Из табакерки слоновой кости с золотыми ободками он извлек маленький медальончик с изображением Настасьи Федоровны и повесил его себе на грудь рядом с медальоном императора — так он делал всегда, находясь один. Из шкатулки, которую повсюду возил с собой, достал прядь каштановых Настасьиных волос, перевязанных красной шелковой лентой с золочеными узорцами, и уткнулся в них носом.
Ему вспомнились слова Настасьи, сказанные на прощанье ночью, накануне его отъезда из Грузина: «Уж вознагражу тебя, государь ты мой, солнце незакатное, за всю нашу разлуку непредвиденную... Знаю, как наградить... Вся твоя спервоначалу и ничья кроме...» От пряди волос пахло живой Настасьей — он отличался необыкновенным обонянием, — пахло так, как и в постели. Недаром при свиданиях с нею он называл ее самой душистой на свете женщиною.
В полночь прибыл генерал Лисаневич. Аракчеев, закрыв приходно-расходную дорожную книгу, но забыв снять с груди свой медальон с изображением Настасьи, принял Лисаневича в спальне. Разговор с дивизионным командиром начал более чем холодно.
— Мое июльское предписание получено? — спросил он.
— Получено.
— Военный суд наряжен?
— Наряжен.
— Кто за презуса?
— Полковник Салов.
— Главные бунтовщики военному суду преданы?
— Предаются... Но не всех удалось выловить.
— Дурное донесение привез ты мне. Сколько бунтовщиков выловлено?
— Сколько выловлено — о том сказано в рапорте!

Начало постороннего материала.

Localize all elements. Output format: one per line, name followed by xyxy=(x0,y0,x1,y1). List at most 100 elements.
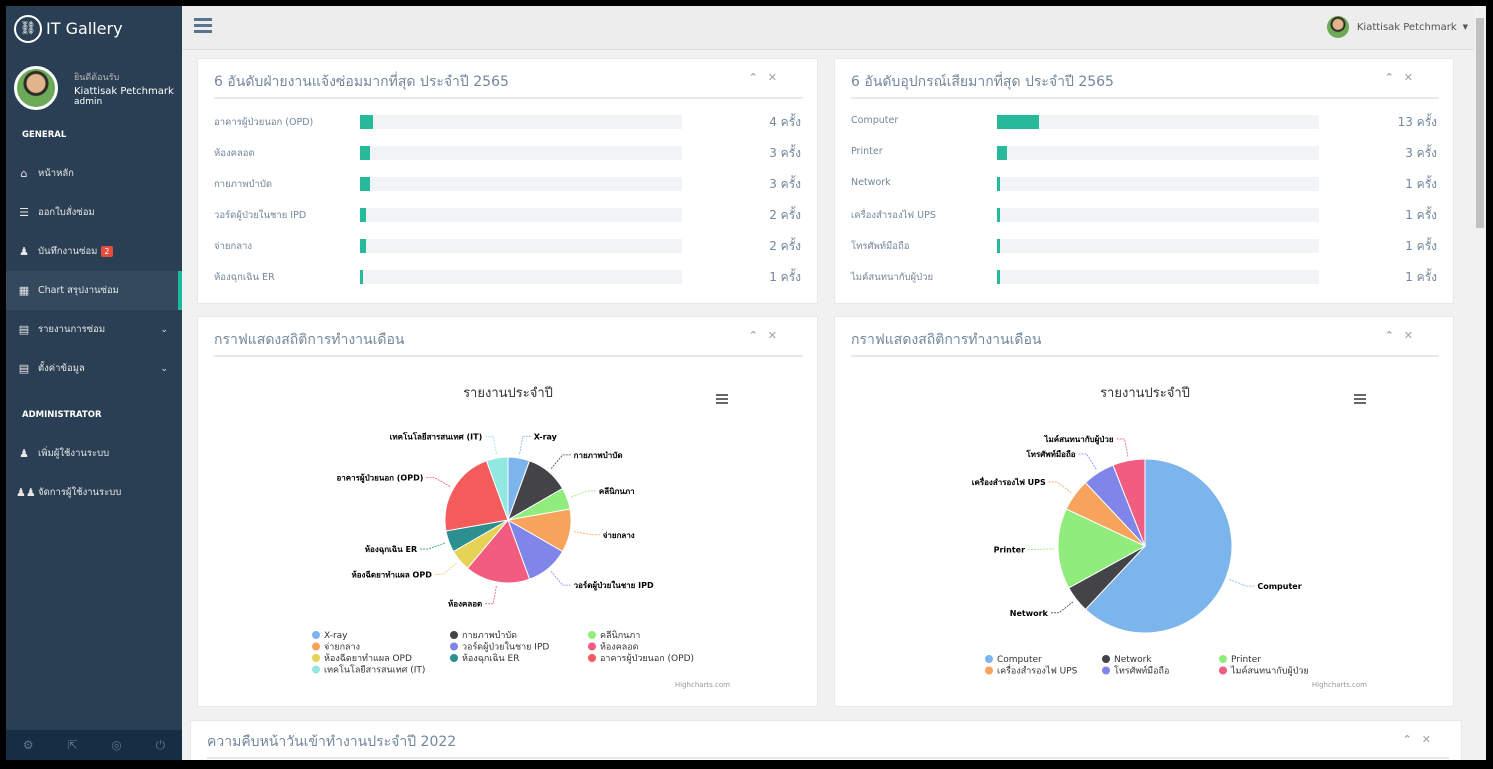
data-label: โทรศัพท์มือถือ xyxy=(1025,449,1075,459)
legend-item[interactable]: Computer xyxy=(985,655,1042,665)
legend-item[interactable]: เทคโนโลยีสารสนเทศ (IT) xyxy=(312,665,425,676)
sidebar-item-label: จัดการผู้ใช้งานระบบ xyxy=(38,487,122,498)
legend-label: ห้องคลอด xyxy=(600,642,639,653)
collapse-chevron-up-icon[interactable]: ⌃ xyxy=(1384,329,1394,342)
legend-item[interactable]: ห้องฉีดยาทำแผล OPD xyxy=(312,653,412,664)
progress-track xyxy=(360,146,682,160)
close-icon[interactable]: ✕ xyxy=(767,329,777,342)
data-label: ห้องคลอด xyxy=(448,599,482,609)
legend-item[interactable]: โทรศัพท์มือถือ xyxy=(1102,665,1169,677)
legend-label: เครื่องสำรองไฟ UPS xyxy=(997,664,1078,677)
collapse-chevron-up-icon[interactable]: ⌃ xyxy=(748,329,758,342)
collapse-chevron-up-icon[interactable]: ⌃ xyxy=(1384,71,1394,84)
data-label-connector xyxy=(1116,438,1129,457)
progress-row: Computer 13 ครั้ง xyxy=(851,113,1437,131)
sidebar-item-chart-summary[interactable]: ▦ Chart สรุปงานซ่อม xyxy=(6,271,182,310)
legend-item[interactable]: วอร์ดผู้ป่วยในชาย IPD xyxy=(450,641,549,653)
progress-value: 1 ครั้ง xyxy=(1405,270,1437,284)
pie-slice[interactable] xyxy=(1084,458,1233,634)
chevron-down-icon: ⌄ xyxy=(160,324,168,335)
legend-label: Network xyxy=(1114,655,1152,665)
menu-toggle-icon[interactable] xyxy=(194,18,212,33)
sidebar-item-repair-order[interactable]: ☰ ออกใบสั่งซ่อม xyxy=(6,193,182,232)
data-label: ห้องฉีดยาทำแผล OPD xyxy=(351,570,432,580)
legend-label: ห้องฉีดยาทำแผล OPD xyxy=(324,653,412,664)
sidebar-item-settings[interactable]: ▤ ตั้งค่าข้อมูล ⌄ xyxy=(6,349,182,388)
scrollbar-thumb[interactable] xyxy=(1476,18,1484,228)
data-label: เครื่องสำรองไฟ UPS xyxy=(972,476,1046,487)
sidebar-item-home[interactable]: ⌂ หน้าหลัก xyxy=(6,154,182,193)
eye-slash-icon[interactable]: ◎ xyxy=(111,738,122,752)
collapse-chevron-up-icon[interactable]: ⌃ xyxy=(748,71,758,84)
panel-tools: ⌃ ✕ xyxy=(749,71,777,84)
chart-menu-icon[interactable] xyxy=(716,394,728,404)
legend-item[interactable]: อาคารผู้ป่วยนอก (OPD) xyxy=(588,653,694,664)
section-general: GENERAL xyxy=(22,130,67,140)
close-icon[interactable]: ✕ xyxy=(1421,733,1431,746)
close-icon[interactable]: ✕ xyxy=(1403,71,1413,84)
progress-label: โทรศัพท์มือถือ xyxy=(851,241,910,252)
legend-item[interactable]: จ่ายกลาง xyxy=(312,642,360,653)
close-icon[interactable]: ✕ xyxy=(767,71,777,84)
data-label: ไมค์สนทนากับผู้ป่วย xyxy=(1043,434,1113,445)
legend-item[interactable]: Network xyxy=(1102,655,1152,665)
app-window: ⛓ IT Gallery ยินดีต้อนรับ Kiattisak Petc… xyxy=(6,6,1486,760)
legend-item[interactable]: กายภาพบำบัด xyxy=(450,630,517,641)
sidebar-item-repair-report[interactable]: ▤ รายงานการซ่อม ⌄ xyxy=(6,310,182,349)
chevron-down-icon: ⌄ xyxy=(160,363,168,374)
chart-credit[interactable]: Highcharts.com xyxy=(675,681,730,689)
user-name: Kiattisak Petchmark xyxy=(1356,21,1457,33)
progress-label: ไมค์สนทนากับผู้ป่วย xyxy=(851,272,934,283)
data-label: Network xyxy=(1010,609,1049,618)
page-scrollbar[interactable] xyxy=(1474,6,1486,760)
progress-track xyxy=(360,115,682,129)
data-label: ห้องฉุกเฉิน ER xyxy=(365,544,417,555)
sidebar-item-label: เพิ่มผู้ใช้งานระบบ xyxy=(38,448,110,459)
legend-marker xyxy=(1102,655,1110,663)
data-label: วอร์ดผู้ป่วยในชาย IPD xyxy=(574,580,654,591)
legend-marker xyxy=(450,654,458,662)
chart-title: รายงานประจำปี xyxy=(463,385,553,401)
collapse-chevron-up-icon[interactable]: ⌃ xyxy=(1402,733,1412,746)
progress-fill xyxy=(360,146,370,160)
pie-slice[interactable] xyxy=(1112,458,1146,547)
data-label-connector xyxy=(434,562,457,576)
legend-item[interactable]: X-ray xyxy=(312,631,348,641)
fullscreen-icon[interactable]: ⇱ xyxy=(67,738,78,752)
document-icon: ▤ xyxy=(18,362,30,375)
chart-menu-icon[interactable] xyxy=(1354,394,1366,404)
progress-row: ห้องคลอด 3 ครั้ง xyxy=(214,144,801,162)
power-icon[interactable]: ⏻ xyxy=(155,737,166,752)
legend-item[interactable]: ห้องฉุกเฉิน ER xyxy=(450,653,519,664)
sidebar-item-add-user[interactable]: ♟ เพิ่มผู้ใช้งานระบบ xyxy=(6,434,182,473)
data-label: X-ray xyxy=(534,432,558,441)
close-icon[interactable]: ✕ xyxy=(1403,329,1413,342)
legend-label: ไมค์สนทนากับผู้ป่วย xyxy=(1230,665,1309,677)
user-menu[interactable]: Kiattisak Petchmark ▼ xyxy=(1326,16,1468,38)
legend-item[interactable]: คลีนิกนภา xyxy=(588,630,640,641)
legend-label: X-ray xyxy=(324,631,348,641)
sidebar-item-manage-users[interactable]: ♟♟ จัดการผู้ใช้งานระบบ xyxy=(6,473,182,512)
legend-item[interactable]: Printer xyxy=(1219,655,1261,665)
pie-slice[interactable] xyxy=(485,456,509,521)
sidebar-item-repair-log[interactable]: ♟ บันทึกงานซ่อม 2 xyxy=(6,232,182,271)
legend-item[interactable]: ไมค์สนทนากับผู้ป่วย xyxy=(1219,665,1309,677)
progress-label: อาคารผู้ป่วยนอก (OPD) xyxy=(214,117,314,128)
progress-row: อาคารผู้ป่วยนอก (OPD) 4 ครั้ง xyxy=(214,113,801,131)
data-label: กายภาพบำบัด xyxy=(574,451,623,460)
legend-item[interactable]: เครื่องสำรองไฟ UPS xyxy=(985,664,1078,677)
brand[interactable]: ⛓ IT Gallery xyxy=(6,6,182,52)
avatar xyxy=(1326,16,1349,38)
profile: ยินดีต้อนรับ Kiattisak Petchmark admin xyxy=(6,52,182,120)
progress-value: 2 ครั้ง xyxy=(769,208,801,222)
legend-marker xyxy=(985,666,993,675)
chart-credit[interactable]: Highcharts.com xyxy=(1312,681,1367,689)
settings-gear-icon[interactable]: ⚙ xyxy=(22,738,34,752)
pie-slice[interactable] xyxy=(444,460,509,532)
pie-slice[interactable] xyxy=(466,519,531,584)
legend-item[interactable]: ห้องคลอด xyxy=(588,642,639,653)
progress-value: 1 ครั้ง xyxy=(769,270,801,284)
pie-slice[interactable] xyxy=(1057,508,1147,589)
legend-marker xyxy=(985,655,993,663)
profile-name: Kiattisak Petchmark xyxy=(74,85,174,97)
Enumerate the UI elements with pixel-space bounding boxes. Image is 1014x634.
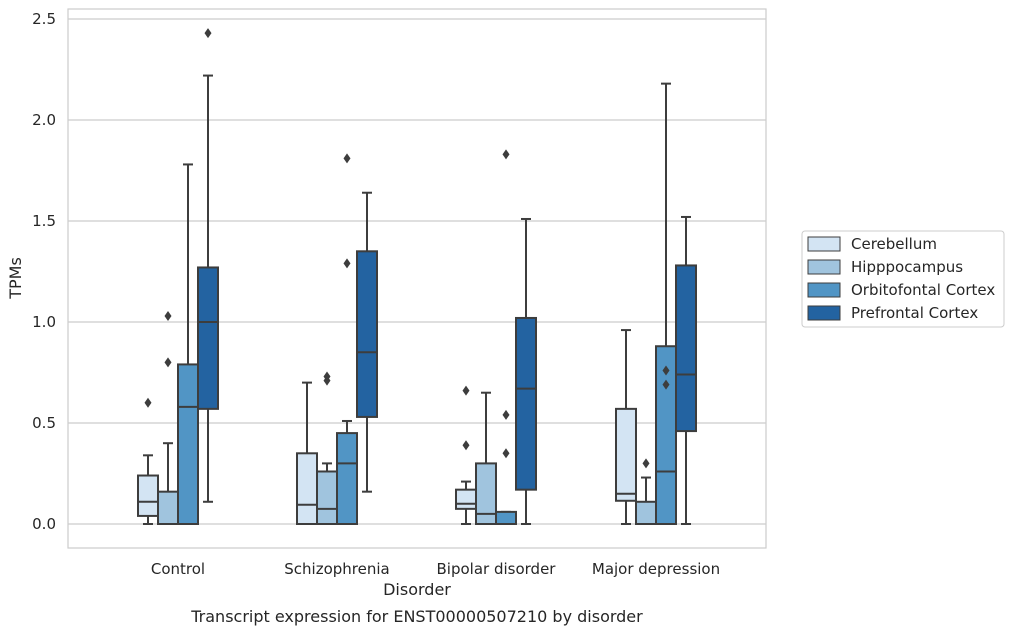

И Лисаневич вручил Аракчееву рапорт.
— Уже содержатся под арестом: Чугуевского полка — тысяча сто четыре бунтовщика, Таганрогского — восемьсот девяносто девять, из коих над триста тринадцатью человеками, как главнейшими преступниками, производится предписанный военный суд, — доложил дивизионный командир.
— Суд военный — это хорошо. Это очень хорошо. У меня всегда радостно становится на душе, когда слышу эти два слова, — одобрил Аракчеев принимаемые генералом меры. — А убеждением не пытался преклонить к повиновению?
— Никаких убеждений не хотят слушать, бесполезная трата времени, — ответил Лисаневич. — Все сплошь бунтовщики, даже женщины и дети кричат в тысячу голосов: не хотим военного поселения! Дома наши сожжем и сами себя не пощадим, а на поселенной каторге погибать не согласимся!
— Так и кричат?
— Это цветики, граф... Такие оглобли гнут, что и повторять не хотелось бы в вашем присутствии.
— Мое предписание, высочайше утвержденное, зачитывал бунтовщикам?
— Трижды зачитывал...
— И что они ответили на это?
— Повторили то, что кричали накануне...
— А именно?
— Отвечают вот что: «Конец Аракчееву — конец военным поселениям!», «Скажите Аракчееву: мы перед богом зарок положили истребить его, потому что знаем наверное — с его концом разрушится и военное поселение...» Много еще всяких угроз в ваш адрес привелось выслушать... и ругательств всяких...
— Говори, говори, не стесняйся. Я ведь знаю, что меня везде ругают, лучше правду слушать, чем выдумки льстецов, от которых меня тошнит. Повесить Аракчеева не собираются?
— Ну как же не собираются... Собираются... И срок расправе назначен.
— Велик ли?
— В первый же его приезд в Чугуев.
— Я другого и не ждал от здешних казаков... А губернатор Муратов, дурак такой, хотел голубиным перышком, обмакнутым в скоромное масло, помазать меня по губам в надежде, что я ему поверю. Садись, Лисаневич, за стол и пиши донесение в собственные руки государю, и не забудь написать все бранные слова, все угрозы бунтовщиков Аракчееву, и как они поклялись истребить меня, и какими непристойными словами называли друга государя...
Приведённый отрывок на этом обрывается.